First of all, this behaviour looks intentional to me. It's rare that somebody adds extension methods to nullable types, and it's much common that people mix null-conditional and regular member accesses in one expression, so the language is favoring the latter.

Consider the following examples:

class B { bool c; }
class A { B b; }
...

A a;
var output = a?.b.c; // infers bool?, throws NPE if (a != null && a.b == null)
// roughly translates to
// var output = (a == null) ? null : a.b.c;

while

A a;
var output = (a?.b).c; // infers bool, throws NPE if (a == null || a.b == null)
// roughly translates to
// var output = ((a == null) ? null : a.b).c;

and then there is

A a;
var output = a?.b?.c; // infers bool?, *cannot* throw NPE
// roughly translates to
// var output = (a == null) ? null : (a.b == null) ? null : a.b.c;

// and this is almost the same as
// var output = (a?.b)?.c; // infers bool?, cannot throw NPE
// Only that the second `?.` is forced to evaluate every time.

The design goal here seems to be aiding the distinction between a?.b.c and a?.b?.c. If a is null, we expect getting an NPE in none of the cases. Why? Because there is a null-conditional directly after a. So the .c part must be only evaluated if a was not null, making the member access dependent of the previous null-conditionals outcome. By adding explicit brackets, (a?.b).c we enforce the compiler to try to access .c of (a?.b) regardless of a being null, preventing it to "short circuit" the whole expression to null. (using @JamesBuck -s words)

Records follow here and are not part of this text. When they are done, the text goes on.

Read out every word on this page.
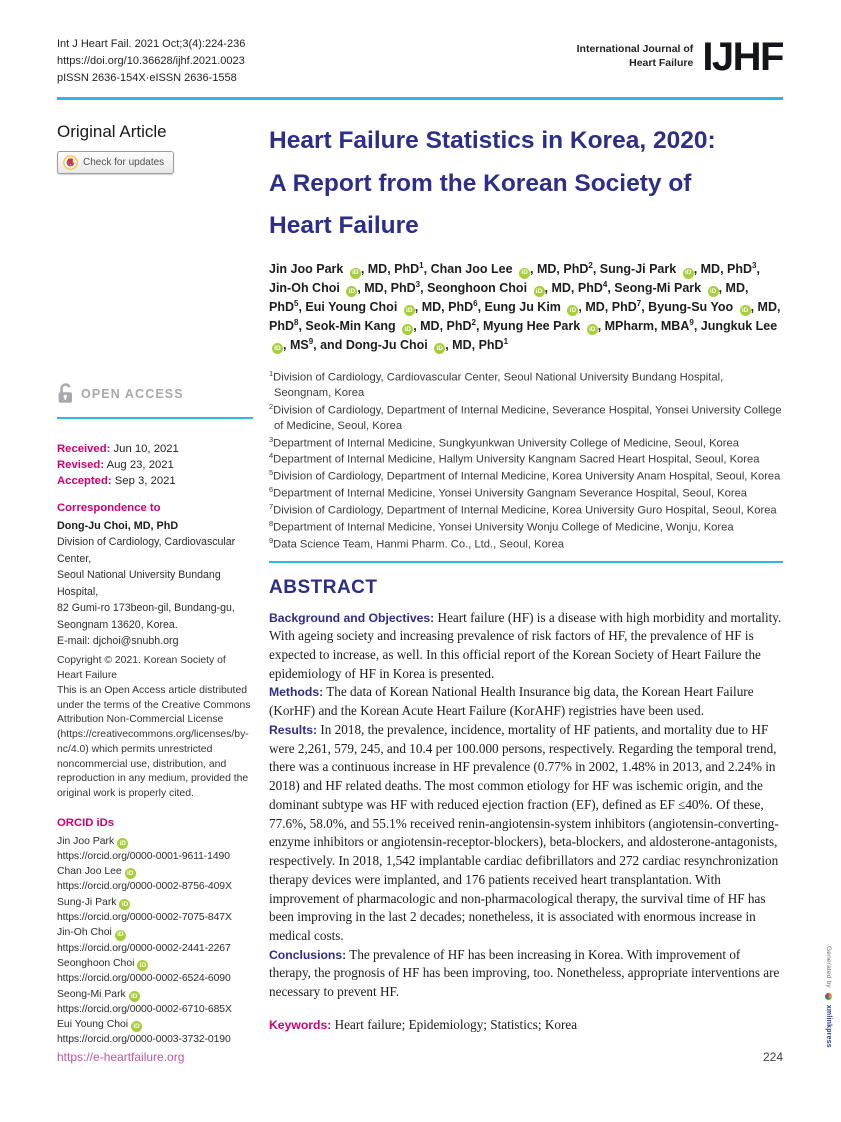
Int J Heart Fail. 2021 Oct;3(4):224-236
https://doi.org/10.36628/ijhf.2021.0023
pISSN 2636-154X·eISSN 2636-1558
International Journal of
Heart Failure IJHF
Original Article
Check for updates
OPEN ACCESS
Received: Jun 10, 2021
Revised: Aug 23, 2021
Accepted: Sep 3, 2021
Correspondence to
Dong-Ju Choi, MD, PhD
Division of Cardiology, Cardiovascular Center,
Seoul National University Bundang Hospital,
82 Gumi-ro 173beon-gil, Bundang-gu,
Seongnam 13620, Korea.
E-mail: djchoi@snubh.org

Copyright © 2021. Korean Society of Heart Failure

This is an Open Access article distributed under the terms of the Creative Commons Attribution Non-Commercial License (https://creativecommons.org/licenses/by-nc/4.0) which permits unrestricted noncommercial use, distribution, and reproduction in any medium, provided the original work is properly cited.

ORCID iDs
Jin Joo Park iD
https://orcid.org/0000-0001-9611-1490
Chan Joo Lee iD
https://orcid.org/0000-0002-8756-409X
Sung-Ji Park iD
https://orcid.org/0000-0002-7075-847X
Jin-Oh Choi iD
https://orcid.org/0000-0002-2441-2267
Seonghoon Choi iD
https://orcid.org/0000-0002-6524-6090
Seong-Mi Park iD
https://orcid.org/0000-0002-6710-685X
Eui Young Choi iD
https://orcid.org/0000-0003-3732-0190
Heart Failure Statistics in Korea, 2020:
A Report from the Korean Society of
Heart Failure

Jin Joo Park iD , MD, PhD$^1$, Chan Joo Lee iD , MD, PhD$^2$, Sung-Ji Park iD , MD, PhD$^3$, Jin-Oh Choi iD , MD, PhD$^3$, Seonghoon Choi iD , MD, PhD$^4$, Seong-Mi Park iD , MD, PhD$^5$, Eui Young Choi iD , MD, PhD$^6$, Eung Ju Kim iD , MD, PhD$^7$, Byung-Su Yoo iD , MD, PhD$^8$, Seok-Min Kang iD , MD, PhD$^2$, Myung Hee Park iD , MPharm, MBA$^9$, Jungkuk Lee iD , $MS^9$, and Dong-Ju Choi iD , MD, PhD$^1$

$^1$Division of Cardiology, Cardiovascular Center, Seoul National University Bundang Hospital, Seongnam, Korea
$^2$Division of Cardiology, Department of Internal Medicine, Severance Hospital, Yonsei University College of Medicine, Seoul, Korea
$^3$Department of Internal Medicine, Sungkyunkwan University College of Medicine, Seoul, Korea
$^4$Department of Internal Medicine, Hallym University Kangnam Sacred Heart Hospital, Seoul, Korea
$^5$Division of Cardiology, Department of Internal Medicine, Korea University Anam Hospital, Seoul, Korea
$^6$Department of Internal Medicine, Yonsei University Gangnam Severance Hospital, Seoul, Korea
$^7$Division of Cardiology, Department of Internal Medicine, Korea University Guro Hospital, Seoul, Korea
$^8$Department of Internal Medicine, Yonsei University Wonju College of Medicine, Wonju, Korea
$^9$Data Science Team, Hanmi Pharm. Co., Ltd., Seoul, Korea
ABSTRACT

Background and Objectives: Heart failure (HF) is a disease with high morbidity and mortality. With ageing society and increasing prevalence of risk factors of HF, the prevalence of HF is expected to increase, as well. In this official report of the Korean Society of Heart Failure the epidemiology of HF in Korea is presented.

Methods: The data of Korean National Health Insurance big data, the Korean Heart Failure (KorHF) and the Korean Acute Heart Failure (KorAHF) registries have been used.

Results: In 2018, the prevalence, incidence, mortality of HF patients, and mortality due to HF were 2,261, 579, 245, and 10.4 per 100.000 persons, respectively. Regarding the temporal trend, there was a continuous increase in HF prevalence (0.77% in 2002, 1.48% in 2013, and 2.24% in 2018) and HF related deaths. The most common etiology for HF was ischemic origin, and the dominant subtype was HF with reduced ejection fraction (EF), defined as EF ≤40%. Of these, 77.6%, 58.0%, and 55.1% received renin-angiotensin-system inhibitors (angiotensin-converting-enzyme inhibitors or angiotensin-receptor-blockers), beta-blockers, and aldosterone-antagonists, respectively. In 2018, 1,542 implantable cardiac defibrillators and 272 cardiac resynchronization therapy devices were implanted, and 176 patients received heart transplantation. With improvement of pharmacologic and non-pharmacological therapy, the survival time of HF has been improving in the last 2 decades; nonetheless, it is associated with enormous increase in medical costs.

Conclusions: The prevalence of HF has been increasing in Korea. With improvement of therapy, the prognosis of HF has been improving, too. Nonetheless, appropriate interventions are necessary to prevent HF.

Keywords: Heart failure; Epidemiology; Statistics; Korea

https://e-heartfailure.org	224
Generated by  xmlinkpress
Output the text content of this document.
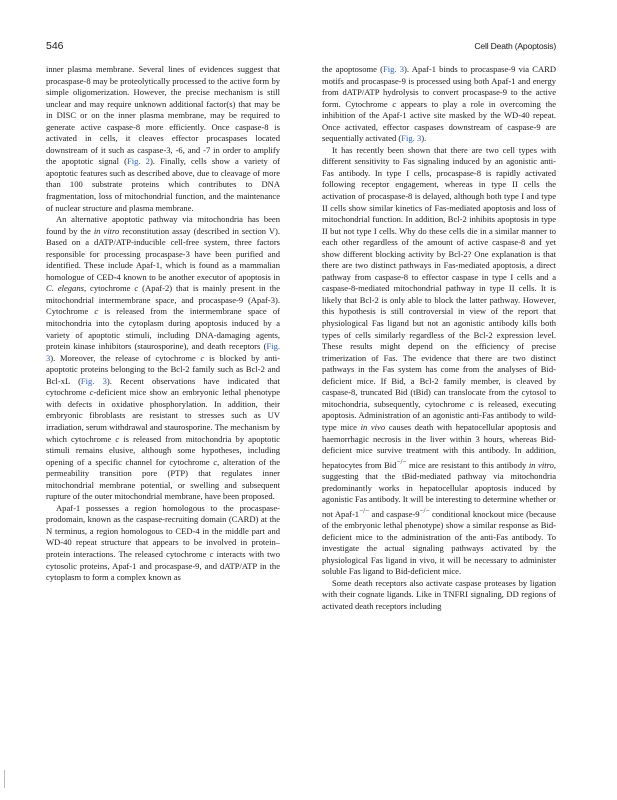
546	Cell Death (Apoptosis)

inner plasma membrane. Several lines of evidences suggest that procaspase-8 may be proteolytically processed to the active form by simple oligomerization. However, the precise mechanism is still unclear and may require unknown additional factor(s) that may be in DISC or on the inner plasma membrane, may be required to generate active caspase-8 more efficiently. Once caspase-8 is activated in cells, it cleaves effector procaspases located downstream of it such as caspase-3, -6, and -7 in order to amplify the apoptotic signal (Fig. 2). Finally, cells show a variety of apoptotic features such as described above, due to cleavage of more than 100 substrate proteins which contributes to DNA fragmentation, loss of mitochondrial function, and the maintenance of nuclear structure and plasma membrane.

An alternative apoptotic pathway via mitochondria has been found by the in vitro reconstitution assay (described in section V). Based on a dATP/ATP-inducible cell-free system, three factors responsible for processing procaspase-3 have been purified and identified. These include Apaf-1, which is found as a mammalian homologue of CED-4 known to be another executor of apoptosis in C. elegans, cytochrome c (Apaf-2) that is mainly present in the mitochondrial intermembrane space, and procaspase-9 (Apaf-3). Cytochrome c is released from the intermembrane space of mitochondria into the cytoplasm during apoptosis induced by a variety of apoptotic stimuli, including DNA-damaging agents, protein kinase inhibitors (staurosporine), and death receptors (Fig. 3). Moreover, the release of cytochrome c is blocked by anti-apoptotic proteins belonging to the Bcl-2 family such as Bcl-2 and Bcl-xL (Fig. 3). Recent observations have indicated that cytochrome c-deficient mice show an embryonic lethal phenotype with defects in oxidative phosphorylation. In addition, their embryonic fibroblasts are resistant to stresses such as UV irradiation, serum withdrawal and staurosporine. The mechanism by which cytochrome c is released from mitochondria by apoptotic stimuli remains elusive, although some hypotheses, including opening of a specific channel for cytochrome c, alteration of the permeability transition pore (PTP) that regulates inner mitochondrial membrane potential, or swelling and subsequent rupture of the outer mitochondrial membrane, have been proposed.

Apaf-1 possesses a region homologous to the procaspase-prodomain, known as the caspase-recruiting domain (CARD) at the N terminus, a region homologous to CED-4 in the middle part and WD-40 repeat structure that appears to be involved in protein–protein interactions. The released cytochrome c interacts with two cytosolic proteins, Apaf-1 and procaspase-9, and dATP/ATP in the cytoplasm to form a complex known as

the apoptosome (Fig. 3). Apaf-1 binds to procaspase-9 via CARD motifs and procaspase-9 is processed using both Apaf-1 and energy from dATP/ATP hydrolysis to convert procaspase-9 to the active form. Cytochrome c appears to play a role in overcoming the inhibition of the Apaf-1 active site masked by the WD-40 repeat. Once activated, effector caspases downstream of caspase-9 are sequentially activated (Fig. 3).

It has recently been shown that there are two cell types with different sensitivity to Fas signaling induced by an agonistic anti-Fas antibody. In type I cells, procaspase-8 is rapidly activated following receptor engagement, whereas in type II cells the activation of procaspase-8 is delayed, although both type I and type II cells show similar kinetics of Fas-mediated apoptosis and loss of mitochondrial function. In addition, Bcl-2 inhibits apoptosis in type II but not type I cells. Why do these cells die in a similar manner to each other regardless of the amount of active caspase-8 and yet show different blocking activity by Bcl-2? One explanation is that there are two distinct pathways in Fas-mediated apoptosis, a direct pathway from caspase-8 to effector caspase in type I cells and a caspase-8-mediated mitochondrial pathway in type II cells. It is likely that Bcl-2 is only able to block the latter pathway. However, this hypothesis is still controversial in view of the report that physiological Fas ligand but not an agonistic antibody kills both types of cells similarly regardless of the Bcl-2 expression level. These results might depend on the efficiency of precise trimerization of Fas. The evidence that there are two distinct pathways in the Fas system has come from the analyses of Bid-deficient mice. If Bid, a Bcl-2 family member, is cleaved by caspase-8, truncated Bid (tBid) can translocate from the cytosol to mitochondria, subsequently, cytochrome c is released, executing apoptosis. Administration of an agonistic anti-Fas antibody to wild-type mice in vivo causes death with hepatocellular apoptosis and haemorrhagic necrosis in the liver within 3 hours, whereas Bid-deficient mice survive treatment with this antibody. In addition, hepatocytes from Bid−/− mice are resistant to this antibody in vitro, suggesting that the tBid-mediated pathway via mitochondria predominantly works in hepatocellular apoptosis induced by agonistic Fas antibody. It will be interesting to determine whether or not Apaf-1−/− and caspase-9−/− conditional knockout mice (because of the embryonic lethal phenotype) show a similar response as Bid-deficient mice to the administration of the anti-Fas antibody. To investigate the actual signaling pathways activated by the physiological Fas ligand in vivo, it will be necessary to administer soluble Fas ligand to Bid-deficient mice.

Some death receptors also activate caspase proteases by ligation with their cognate ligands. Like in TNFRI signaling, DD regions of activated death receptors including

In your case, x.Y?.Color.IsOneOf(Color.Red, Color.Green) is like a?.b.c. It will call the function with the signature bool IsOneOf(Color red) (so the overload where the param is not nullable, and I stripped the generic part) only when x.Y was not null, thus wrapping the expression's type in Nullable to handle the case when x.Y is null. And because the while evaluates to bool? instead of bool, it cannot be used as test in an if statement.